PESCARA . È iniziato ieri il ritiro delle pensioni del mese di aprile. Nel primo giorno, con un mini-piano di sicurezza di ritiri scaglionati, previsto da Poste Italiane per evitare assembramenti, non si sono registrate criticità nei vari uffici postali, forse anche per il maltempo che ha costretto molti pensionati a restare dentro casa.
LA CALENDARIZZAZIONE. Le pensioni saranno pagate secondo un ordine prestabilito in base alla lettera del cognome. Negli uffici postali aperti tutti i giorni, ieri è stato il turno delle lettere A e B, oggi C e D, domani dalla E alla K, lunedì dalla L alla O, martedì 31 marzo dalla P alla R e mercoledì 1° aprile dalla S alla Z. Gli uffici postali aperti eccezionalmente fino a domani distribuiranno così i pagamenti: oggi dalla E alla O e domani dalla P alla Z.
Chi si recherà in un giorno diverso da quello prestabilito non potrà svolgere l'operazione se non a partire dal 2 aprile.
Chi ha scelto l’accredito della pensione su libretto di risparmio, conto corrente BancoPosta o Postepay Evolution, è invitato a non recarsi se possibile negli uffici postali ed a scegliere di prelevare i contanti tramite le carte elettroniche presso gli Atm Postamat, disponibili 24 ore su 24. Coloro che invece non possono evitare di ritirare la pensione in contanti presso l’ufficio postale dovranno presentarsi agli sportelli rispettando la turnazione alfabetica per cognome. La pensione può essere riscossa in circolarità, ovvero in qualsiasi ufficio postale.

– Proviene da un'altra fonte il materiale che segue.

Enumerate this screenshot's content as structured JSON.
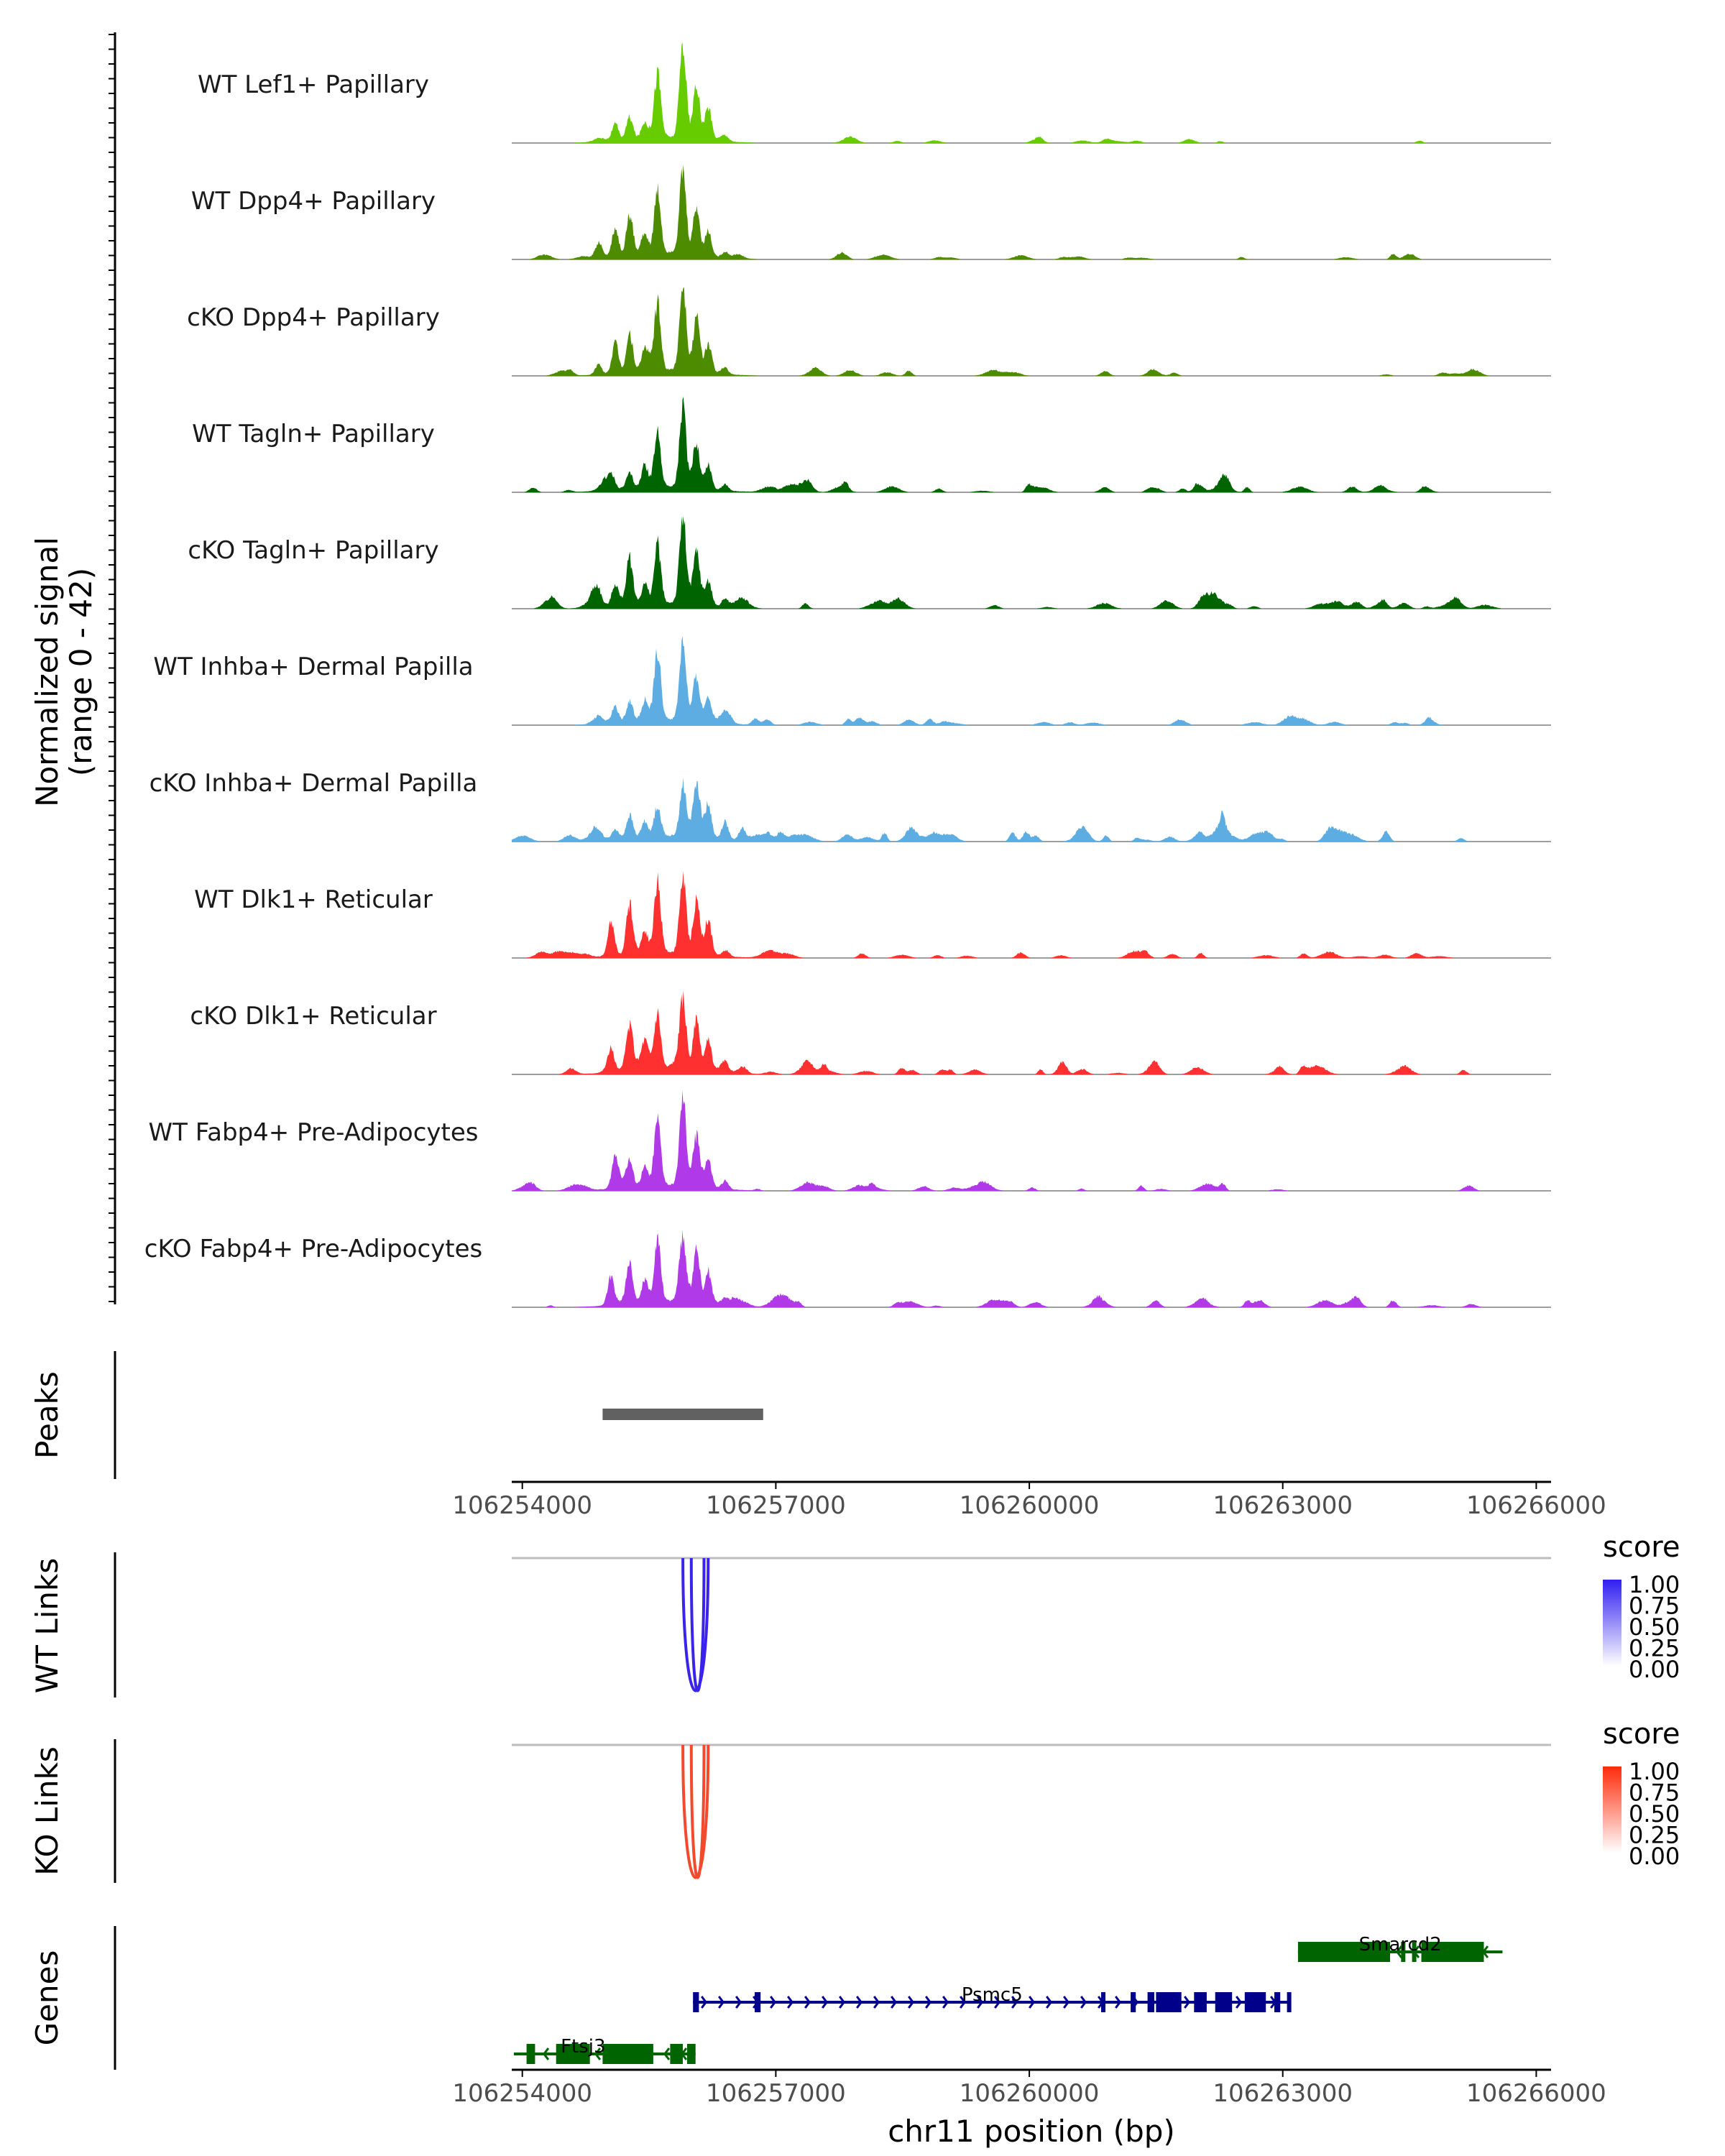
{
  "chart_data": {
    "type": "area",
    "title": "",
    "chromosome": "chr11",
    "xlabel": "chr11 position (bp)",
    "xlim": [
      106253875,
      106266175
    ],
    "x_ticks": [
      106254000,
      106257000,
      106260000,
      106263000,
      106266000
    ],
    "x_tick_labels": [
      "106254000",
      "106257000",
      "106260000",
      "106263000",
      "106266000"
    ],
    "coverage": {
      "ylabel_line1": "Normalized signal",
      "ylabel_line2": "(range 0 - 42)",
      "ylim": [
        0,
        42
      ],
      "series": [
        {
          "name": "WT Lef1+ Papillary",
          "color": "#66cc00",
          "level": 0.0,
          "peaks": [
            [
              106255100,
              0.16
            ],
            [
              106255270,
              0.22
            ],
            [
              106255450,
              0.16
            ],
            [
              106255600,
              0.62
            ],
            [
              106255900,
              0.95
            ],
            [
              106256060,
              0.5
            ],
            [
              106256200,
              0.32
            ],
            [
              106256400,
              0.06
            ]
          ]
        },
        {
          "name": "WT Dpp4+ Papillary",
          "color": "#4d8c00",
          "level": 0.4,
          "peaks": [
            [
              106254900,
              0.12
            ],
            [
              106255100,
              0.28
            ],
            [
              106255270,
              0.4
            ],
            [
              106255450,
              0.22
            ],
            [
              106255600,
              0.62
            ],
            [
              106255900,
              0.8
            ],
            [
              106256060,
              0.48
            ],
            [
              106256200,
              0.25
            ],
            [
              106256400,
              0.06
            ]
          ]
        },
        {
          "name": "cKO Dpp4+ Papillary",
          "color": "#4d8c00",
          "level": 0.35,
          "peaks": [
            [
              106254900,
              0.1
            ],
            [
              106255100,
              0.3
            ],
            [
              106255270,
              0.38
            ],
            [
              106255450,
              0.22
            ],
            [
              106255600,
              0.62
            ],
            [
              106255900,
              0.85
            ],
            [
              106256060,
              0.48
            ],
            [
              106256200,
              0.28
            ],
            [
              106256400,
              0.05
            ]
          ]
        },
        {
          "name": "WT Tagln+ Papillary",
          "color": "#006400",
          "level": 0.6,
          "peaks": [
            [
              106255050,
              0.12
            ],
            [
              106255270,
              0.15
            ],
            [
              106255450,
              0.22
            ],
            [
              106255600,
              0.55
            ],
            [
              106255900,
              0.8
            ],
            [
              106256060,
              0.45
            ],
            [
              106256200,
              0.25
            ],
            [
              106256400,
              0.06
            ]
          ]
        },
        {
          "name": "cKO Tagln+ Papillary",
          "color": "#006400",
          "level": 0.9,
          "peaks": [
            [
              106254900,
              0.08
            ],
            [
              106255100,
              0.22
            ],
            [
              106255270,
              0.42
            ],
            [
              106255450,
              0.2
            ],
            [
              106255600,
              0.58
            ],
            [
              106255900,
              0.82
            ],
            [
              106256060,
              0.45
            ],
            [
              106256200,
              0.25
            ],
            [
              106256400,
              0.08
            ]
          ]
        },
        {
          "name": "WT Inhba+ Dermal Papilla",
          "color": "#5dade2",
          "level": 0.5,
          "peaks": [
            [
              106255100,
              0.15
            ],
            [
              106255270,
              0.2
            ],
            [
              106255450,
              0.2
            ],
            [
              106255600,
              0.65
            ],
            [
              106255900,
              0.78
            ],
            [
              106256060,
              0.45
            ],
            [
              106256200,
              0.25
            ],
            [
              106256400,
              0.05
            ]
          ]
        },
        {
          "name": "cKO Inhba+ Dermal Papilla",
          "color": "#5dade2",
          "level": 1.2,
          "peaks": [
            [
              106255100,
              0.1
            ],
            [
              106255270,
              0.22
            ],
            [
              106255450,
              0.15
            ],
            [
              106255600,
              0.3
            ],
            [
              106255900,
              0.5
            ],
            [
              106256060,
              0.5
            ],
            [
              106256200,
              0.3
            ],
            [
              106256400,
              0.18
            ],
            [
              106256600,
              0.12
            ]
          ]
        },
        {
          "name": "WT Dlk1+ Reticular",
          "color": "#ff3030",
          "level": 0.6,
          "peaks": [
            [
              106255050,
              0.35
            ],
            [
              106255270,
              0.48
            ],
            [
              106255450,
              0.22
            ],
            [
              106255600,
              0.7
            ],
            [
              106255900,
              0.75
            ],
            [
              106256060,
              0.5
            ],
            [
              106256200,
              0.35
            ],
            [
              106256400,
              0.05
            ]
          ]
        },
        {
          "name": "cKO Dlk1+ Reticular",
          "color": "#ff3030",
          "level": 0.75,
          "peaks": [
            [
              106255050,
              0.22
            ],
            [
              106255270,
              0.4
            ],
            [
              106255450,
              0.25
            ],
            [
              106255600,
              0.55
            ],
            [
              106255900,
              0.7
            ],
            [
              106256060,
              0.48
            ],
            [
              106256200,
              0.3
            ],
            [
              106256400,
              0.06
            ]
          ]
        },
        {
          "name": "WT Fabp4+ Pre-Adipocytes",
          "color": "#b03ae8",
          "level": 0.55,
          "peaks": [
            [
              106255100,
              0.32
            ],
            [
              106255270,
              0.25
            ],
            [
              106255450,
              0.18
            ],
            [
              106255600,
              0.62
            ],
            [
              106255900,
              0.85
            ],
            [
              106256060,
              0.45
            ],
            [
              106256200,
              0.25
            ],
            [
              106256400,
              0.08
            ]
          ]
        },
        {
          "name": "cKO Fabp4+ Pre-Adipocytes",
          "color": "#b03ae8",
          "level": 0.7,
          "peaks": [
            [
              106255050,
              0.28
            ],
            [
              106255270,
              0.35
            ],
            [
              106255450,
              0.22
            ],
            [
              106255600,
              0.62
            ],
            [
              106255900,
              0.62
            ],
            [
              106256060,
              0.55
            ],
            [
              106256200,
              0.32
            ],
            [
              106256400,
              0.06
            ]
          ]
        }
      ]
    },
    "peaks_track": {
      "ylabel": "Peaks",
      "color": "#616161",
      "intervals": [
        [
          106254950,
          106256850
        ]
      ]
    },
    "links": {
      "legend_title": "score",
      "legend_ticks": [
        "1.00",
        "0.75",
        "0.50",
        "0.25",
        "0.00"
      ],
      "tracks": [
        {
          "ylabel": "WT Links",
          "color": "#3a24ec",
          "color_high": "#2f1ef0",
          "arcs": [
            [
              106255900,
              106256200,
              0.95
            ],
            [
              106256000,
              106256150,
              0.9
            ]
          ]
        },
        {
          "ylabel": "KO Links",
          "color": "#f3492c",
          "color_high": "#ff2a0a",
          "arcs": [
            [
              106255900,
              106256200,
              0.95
            ],
            [
              106256000,
              106256150,
              0.9
            ]
          ]
        }
      ]
    },
    "genes": {
      "ylabel": "Genes",
      "list": [
        {
          "name": "Smarcd2",
          "start": 106263180,
          "end": 106265600,
          "strand": "-",
          "color": "#006400",
          "row": 0,
          "exons": [
            [
              106263180,
              106264270
            ],
            [
              106264400,
              106264450
            ],
            [
              106264530,
              106264580
            ],
            [
              106264640,
              106265380
            ]
          ]
        },
        {
          "name": "Psmc5",
          "start": 106256020,
          "end": 106263100,
          "strand": "+",
          "color": "#00008b",
          "row": 1,
          "exons": [
            [
              106256020,
              106256090
            ],
            [
              106256750,
              106256820
            ],
            [
              106260850,
              106260900
            ],
            [
              106261200,
              106261260
            ],
            [
              106261400,
              106261480
            ],
            [
              106261500,
              106261800
            ],
            [
              106261950,
              106262100
            ],
            [
              106262200,
              106262400
            ],
            [
              106262550,
              106262800
            ],
            [
              106262900,
              106262970
            ],
            [
              106263050,
              106263100
            ]
          ]
        },
        {
          "name": "Ftsj3",
          "start": 106253900,
          "end": 106256050,
          "strand": "-",
          "color": "#006400",
          "row": 2,
          "exons": [
            [
              106254050,
              106254150
            ],
            [
              106254400,
              106254800
            ],
            [
              106254950,
              106255550
            ],
            [
              106255750,
              106255900
            ],
            [
              106255950,
              106256050
            ]
          ]
        }
      ]
    }
  }
}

LE REGOLE DA RISPETTARE. In questa fase, ciascuno è comunque invitato ad entrare negli uffici postali esclusivamente per il compimento di operazioni essenziali e indifferibili, in ogni caso avendo cura, dove possibile, di indossare dispositivi di protezione personale; di entrare in ufficio solo all’uscita dei clienti precedenti; tenere la distanza di almeno un metro, sia in attesa all’esterno degli uffici che all’interno. Nell’attuale emergenza sanitaria, le modalità di erogazione hanno carattere precauzionale e sono state introdotte con l’obiettivo di garantire la tutela della salute dei lavoratori e dei client . (g.g.)